In some cases, amputation of a severely overgrown, non-functional limb and fitting with a prosthesis can significantly improve quality of life and mobility. Joint replacement is sometimes an alternative. Soft-tissue releases performed early can help prevent painful contractures and preserve joint function.
Researchers have explored a targeted drug called miransertib, an AKT inhibitor designed to block the exact pathway that drives overgrowth in Proteus syndrome. A clinical trial (called MOSAIC) tested this drug in patients aged two and older, but it was terminated early for business reasons rather than safety concerns.

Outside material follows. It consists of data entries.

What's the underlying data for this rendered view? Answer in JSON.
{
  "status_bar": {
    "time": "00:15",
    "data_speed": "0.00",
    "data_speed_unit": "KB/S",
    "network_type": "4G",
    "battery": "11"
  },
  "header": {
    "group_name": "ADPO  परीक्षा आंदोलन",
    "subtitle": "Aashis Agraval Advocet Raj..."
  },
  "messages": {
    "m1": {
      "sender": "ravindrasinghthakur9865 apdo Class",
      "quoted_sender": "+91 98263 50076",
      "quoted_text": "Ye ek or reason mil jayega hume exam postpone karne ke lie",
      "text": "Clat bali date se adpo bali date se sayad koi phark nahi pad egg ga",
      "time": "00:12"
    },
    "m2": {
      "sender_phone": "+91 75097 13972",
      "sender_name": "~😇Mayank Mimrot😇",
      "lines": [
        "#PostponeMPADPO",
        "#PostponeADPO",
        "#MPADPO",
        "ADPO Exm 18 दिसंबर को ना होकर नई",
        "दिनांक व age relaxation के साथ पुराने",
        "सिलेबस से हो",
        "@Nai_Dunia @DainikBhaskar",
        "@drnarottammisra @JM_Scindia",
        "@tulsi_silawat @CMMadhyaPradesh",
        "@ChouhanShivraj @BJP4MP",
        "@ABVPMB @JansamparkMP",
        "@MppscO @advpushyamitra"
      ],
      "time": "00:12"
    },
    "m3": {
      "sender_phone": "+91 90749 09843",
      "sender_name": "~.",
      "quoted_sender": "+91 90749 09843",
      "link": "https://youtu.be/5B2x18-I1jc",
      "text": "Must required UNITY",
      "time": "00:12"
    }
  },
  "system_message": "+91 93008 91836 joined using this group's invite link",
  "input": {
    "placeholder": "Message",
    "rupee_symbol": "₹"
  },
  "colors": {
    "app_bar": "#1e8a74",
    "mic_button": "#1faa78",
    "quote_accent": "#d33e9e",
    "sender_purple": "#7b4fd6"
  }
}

Whether AKT inhibitors will eventually reach patients remains uncertain, but the approach of targeting the specific molecular defect represents the most promising direction for treatment.
How It Differs From Similar Conditions
Proteus syndrome is frequently confused with other overgrowth disorders, particularly CLOVES syndrome (congenital lipomatous overgrowth with vascular malformations and epidermal nevi). The key differences lie in timing and pattern. In CLOVES syndrome, the overgrowth is present at birth, tends to be “ballooning” in character, grows proportionally with the child, and usually affects both feet. In Proteus syndrome, overgrowth is typically absent at birth, distorts and reshapes the affected structures disproportionately, and is strikingly one-sided. The two conditions also have different genetic causes: CLOVES involves the PIK3CA gene, while Proteus involves AKT1, though both genes sit on the same cell growth signaling pathway.